Dynamic Image-Based Modelling of Kidney Branching Morphogenesis

TL;DR

This study uses dynamic imaging and modeling to explore kidney branching morphogenesis, suggesting a combined role of Turing patterns and geometry effects in branch point formation.

Contribution

It introduces a novel 2D movie-based modeling approach to test and support the hypothesis that Turing mechanisms and geometry effects jointly regulate kidney branching.

Findings

Turing patterns are sensitive to initial conditions on epithelial shapes.

A diffusion-dependent geometry effect reproduces growth fields well.
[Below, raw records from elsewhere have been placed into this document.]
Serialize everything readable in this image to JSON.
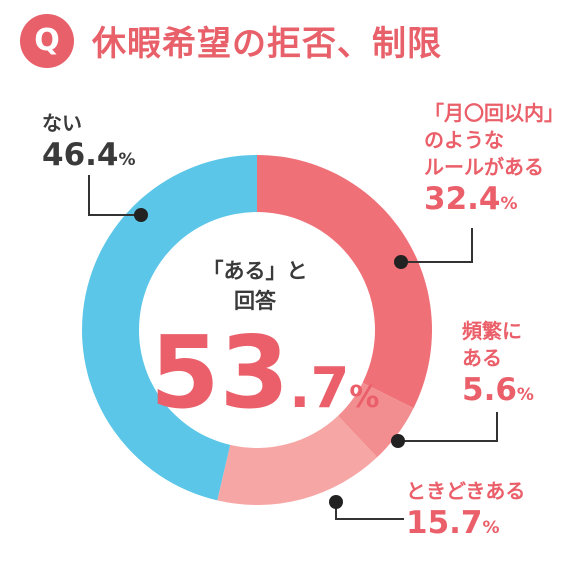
{
  "header": {
    "badge": "Q",
    "title": "休暇希望の拒否、制限"
  },
  "center": {
    "line1": "「ある」と",
    "line2": "回答",
    "value_int": "53",
    "value_dec": ".7",
    "unit": "%"
  },
  "chart_data": {
    "type": "pie",
    "categories": [
      "「月〇回以内」のようなルールがある",
      "頻繁にある",
      "ときどきある",
      "ない"
    ],
    "values": [
      32.4,
      5.6,
      15.7,
      46.4
    ],
    "unit": "%",
    "colors": [
      "#f07078",
      "#f38e90",
      "#f6a7a5",
      "#5bc6e8"
    ],
    "labels": [
      {
        "lines": [
          "「月〇回以内」",
          "のような",
          "ルールがある"
        ],
        "value": "32.4",
        "unit": "%",
        "color": "#ea5f69"
      },
      {
        "lines": [
          "頻繁に",
          "ある"
        ],
        "value": "5.6",
        "unit": "%",
        "color": "#ea5f69"
      },
      {
        "lines": [
          "ときどきある"
        ],
        "value": "15.7",
        "unit": "%",
        "color": "#ea5f69"
      },
      {
        "lines": [
          "ない"
        ],
        "value": "46.4",
        "unit": "%",
        "color": "#3a3a3a"
      }
    ]
  }
}
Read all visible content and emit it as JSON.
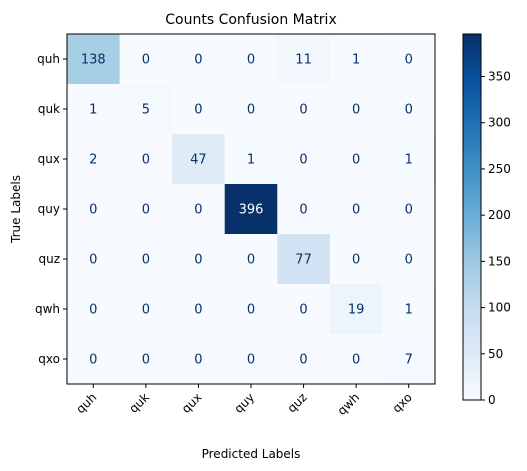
{
  "chart_data": {
    "type": "heatmap",
    "title": "Counts Confusion Matrix",
    "xlabel": "Predicted Labels",
    "ylabel": "True Labels",
    "x_categories": [
      "quh",
      "quk",
      "qux",
      "quy",
      "quz",
      "qwh",
      "qxo"
    ],
    "y_categories": [
      "quh",
      "quk",
      "qux",
      "quy",
      "quz",
      "qwh",
      "qxo"
    ],
    "values": [
      [
        138,
        0,
        0,
        0,
        11,
        1,
        0
      ],
      [
        1,
        5,
        0,
        0,
        0,
        0,
        0
      ],
      [
        2,
        0,
        47,
        1,
        0,
        0,
        1
      ],
      [
        0,
        0,
        0,
        396,
        0,
        0,
        0
      ],
      [
        0,
        0,
        0,
        0,
        77,
        0,
        0
      ],
      [
        0,
        0,
        0,
        0,
        0,
        19,
        1
      ],
      [
        0,
        0,
        0,
        0,
        0,
        0,
        7
      ]
    ],
    "colormap": "Blues",
    "vmin": 0,
    "vmax": 396,
    "colorbar_ticks": [
      0,
      50,
      100,
      150,
      200,
      250,
      300,
      350
    ],
    "colorbar_tick_labels": [
      "0",
      "50",
      "100",
      "150",
      "200",
      "250",
      "300",
      "350"
    ]
  }
}
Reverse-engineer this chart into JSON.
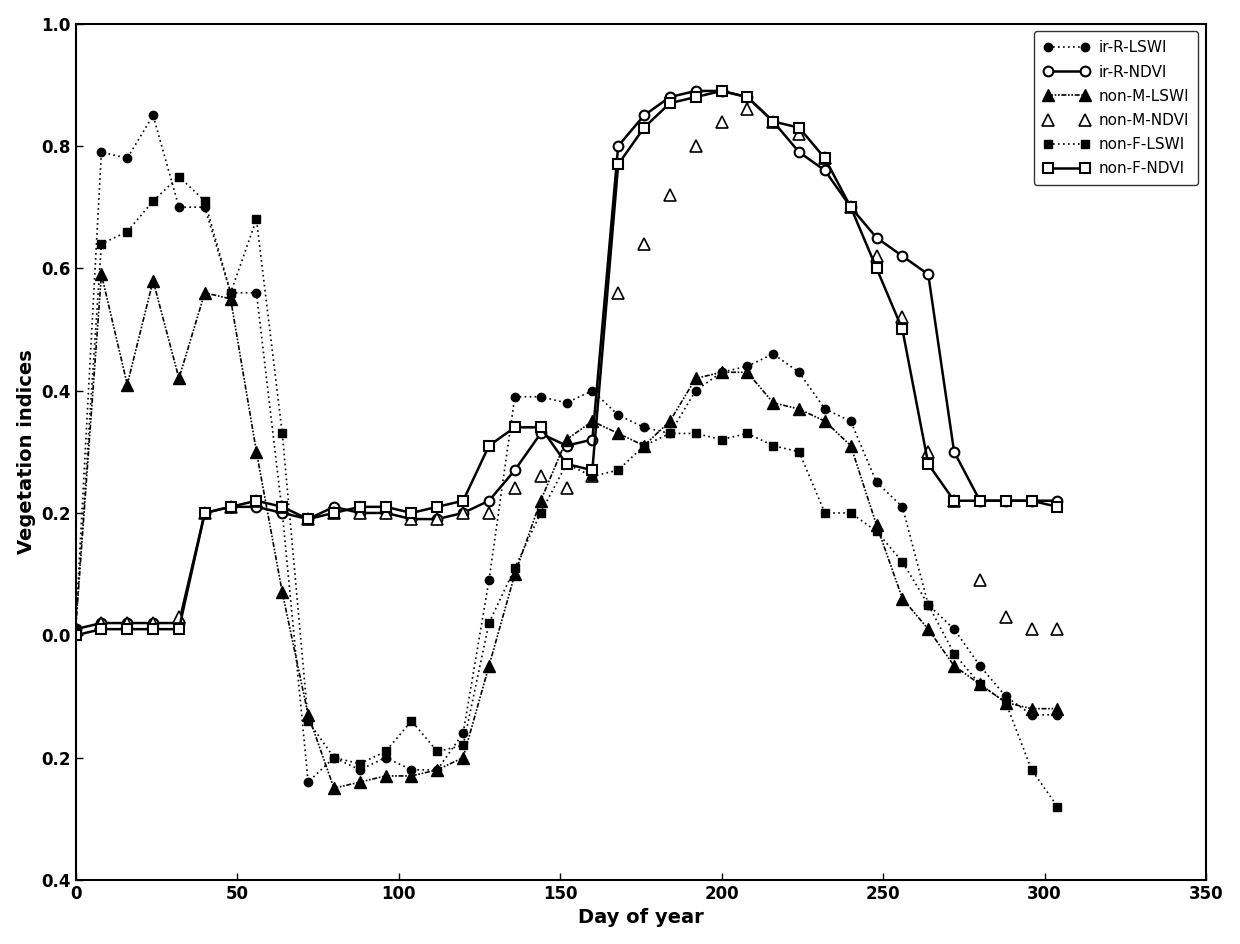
{
  "title": "",
  "xlabel": "Day of year",
  "ylabel": "Vegetation indices",
  "xlim": [
    0,
    350
  ],
  "ylim": [
    -0.4,
    1.0
  ],
  "yticks": [
    1.0,
    0.8,
    0.6,
    0.4,
    0.2,
    0.0,
    -0.2,
    -0.4
  ],
  "ytick_labels": [
    "1.0",
    "0.8",
    "0.6",
    "0.4",
    "0.2",
    "0.0",
    "0.2",
    "0.4"
  ],
  "xticks": [
    0,
    50,
    100,
    150,
    200,
    250,
    300,
    350
  ],
  "ir_R_LSWI_x": [
    0,
    8,
    16,
    24,
    32,
    40,
    48,
    56,
    64,
    72,
    80,
    88,
    96,
    104,
    112,
    120,
    128,
    136,
    144,
    152,
    160,
    168,
    176,
    184,
    192,
    200,
    208,
    216,
    224,
    232,
    240,
    248,
    256,
    264,
    272,
    280,
    288,
    296,
    304
  ],
  "ir_R_LSWI_y": [
    0.01,
    0.79,
    0.78,
    0.85,
    0.7,
    0.7,
    0.56,
    0.56,
    0.2,
    -0.24,
    -0.2,
    -0.22,
    -0.2,
    -0.22,
    -0.22,
    -0.16,
    0.09,
    0.39,
    0.39,
    0.38,
    0.4,
    0.36,
    0.34,
    0.33,
    0.4,
    0.43,
    0.44,
    0.46,
    0.43,
    0.37,
    0.35,
    0.25,
    0.21,
    0.05,
    0.01,
    -0.05,
    -0.1,
    -0.13,
    -0.13
  ],
  "ir_R_NDVI_x": [
    0,
    8,
    16,
    24,
    32,
    40,
    48,
    56,
    64,
    72,
    80,
    88,
    96,
    104,
    112,
    120,
    128,
    136,
    144,
    152,
    160,
    168,
    176,
    184,
    192,
    200,
    208,
    216,
    224,
    232,
    240,
    248,
    256,
    264,
    272,
    280,
    288,
    296,
    304
  ],
  "ir_R_NDVI_y": [
    0.01,
    0.02,
    0.02,
    0.02,
    0.02,
    0.2,
    0.21,
    0.21,
    0.2,
    0.19,
    0.21,
    0.2,
    0.2,
    0.19,
    0.19,
    0.2,
    0.22,
    0.27,
    0.33,
    0.31,
    0.32,
    0.8,
    0.85,
    0.88,
    0.89,
    0.89,
    0.88,
    0.84,
    0.79,
    0.76,
    0.7,
    0.65,
    0.62,
    0.59,
    0.3,
    0.22,
    0.22,
    0.22,
    0.22
  ],
  "non_M_LSWI_x": [
    0,
    8,
    16,
    24,
    32,
    40,
    48,
    56,
    64,
    72,
    80,
    88,
    96,
    104,
    112,
    120,
    128,
    136,
    144,
    152,
    160,
    168,
    176,
    184,
    192,
    200,
    208,
    216,
    224,
    232,
    240,
    248,
    256,
    264,
    272,
    280,
    288,
    296,
    304
  ],
  "non_M_LSWI_y": [
    0.01,
    0.59,
    0.41,
    0.58,
    0.42,
    0.56,
    0.55,
    0.3,
    0.07,
    -0.13,
    -0.25,
    -0.24,
    -0.23,
    -0.23,
    -0.22,
    -0.2,
    -0.05,
    0.1,
    0.22,
    0.32,
    0.35,
    0.33,
    0.31,
    0.35,
    0.42,
    0.43,
    0.43,
    0.38,
    0.37,
    0.35,
    0.31,
    0.18,
    0.06,
    0.01,
    -0.05,
    -0.08,
    -0.11,
    -0.12,
    -0.12
  ],
  "non_M_NDVI_x": [
    0,
    8,
    16,
    24,
    32,
    40,
    48,
    56,
    64,
    72,
    80,
    88,
    96,
    104,
    112,
    120,
    128,
    136,
    144,
    152,
    160,
    168,
    176,
    184,
    192,
    200,
    208,
    216,
    224,
    232,
    240,
    248,
    256,
    264,
    272,
    280,
    288,
    296,
    304
  ],
  "non_M_NDVI_y": [
    0.01,
    0.02,
    0.02,
    0.02,
    0.03,
    0.2,
    0.21,
    0.22,
    0.21,
    0.19,
    0.2,
    0.2,
    0.2,
    0.19,
    0.19,
    0.2,
    0.2,
    0.24,
    0.26,
    0.24,
    0.26,
    0.56,
    0.64,
    0.72,
    0.8,
    0.84,
    0.86,
    0.84,
    0.82,
    0.78,
    0.7,
    0.62,
    0.52,
    0.3,
    0.22,
    0.09,
    0.03,
    0.01,
    0.01
  ],
  "non_F_LSWI_x": [
    0,
    8,
    16,
    24,
    32,
    40,
    48,
    56,
    64,
    72,
    80,
    88,
    96,
    104,
    112,
    120,
    128,
    136,
    144,
    152,
    160,
    168,
    176,
    184,
    192,
    200,
    208,
    216,
    224,
    232,
    240,
    248,
    256,
    264,
    272,
    280,
    288,
    296,
    304
  ],
  "non_F_LSWI_y": [
    0.01,
    0.64,
    0.66,
    0.71,
    0.75,
    0.71,
    0.56,
    0.68,
    0.33,
    -0.14,
    -0.2,
    -0.21,
    -0.19,
    -0.14,
    -0.19,
    -0.18,
    0.02,
    0.11,
    0.2,
    0.28,
    0.26,
    0.27,
    0.31,
    0.33,
    0.33,
    0.32,
    0.33,
    0.31,
    0.3,
    0.2,
    0.2,
    0.17,
    0.12,
    0.05,
    -0.03,
    -0.08,
    -0.11,
    -0.22,
    -0.28
  ],
  "non_F_NDVI_x": [
    0,
    8,
    16,
    24,
    32,
    40,
    48,
    56,
    64,
    72,
    80,
    88,
    96,
    104,
    112,
    120,
    128,
    136,
    144,
    152,
    160,
    168,
    176,
    184,
    192,
    200,
    208,
    216,
    224,
    232,
    240,
    248,
    256,
    264,
    272,
    280,
    288,
    296,
    304
  ],
  "non_F_NDVI_y": [
    0.0,
    0.01,
    0.01,
    0.01,
    0.01,
    0.2,
    0.21,
    0.22,
    0.21,
    0.19,
    0.2,
    0.21,
    0.21,
    0.2,
    0.21,
    0.22,
    0.31,
    0.34,
    0.34,
    0.28,
    0.27,
    0.77,
    0.83,
    0.87,
    0.88,
    0.89,
    0.88,
    0.84,
    0.83,
    0.78,
    0.7,
    0.6,
    0.5,
    0.28,
    0.22,
    0.22,
    0.22,
    0.22,
    0.21
  ],
  "background_color": "#ffffff"
}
GDNF-RET interactions fit the Turing model for kidney branching.

Abstract

Kidney branching morphogenesis has been studied extensively, but the mechanism that defines the branch points is still elusive. Here we obtained a 2D movie of kidney branching morphogenesis in culture to test different models of branching morphogenesis with physiological growth dynamics. We carried out image segmentation and calculated the displacement fields between the frames. The models were subsequently solved on the 2D domain, that was extracted from the movie. We find that Turing patterns are sensitive to the initial conditions when solved on the epithelial shapes. A previously proposed diffusion-dependent geometry effect allowed us to reproduce the growth fields reasonably well, both for an inhibitor of branching that was produced in the epithelium, and for an inducer of branching that was produced in the mesenchyme. The latter could be represented by Glial-derived neurotrophic factor (GDNF), which is expressed in the mesenchyme and induces outgrowth of ureteric branches. Considering that the Turing model represents the interaction between the GDNF and its receptor RET very well and that the model reproduces the relevant expression patterns in developing wildtype and mutant kidneys, it is well possible that a combination of the Turing mechanism and the geometry effect control branching morphogenesis.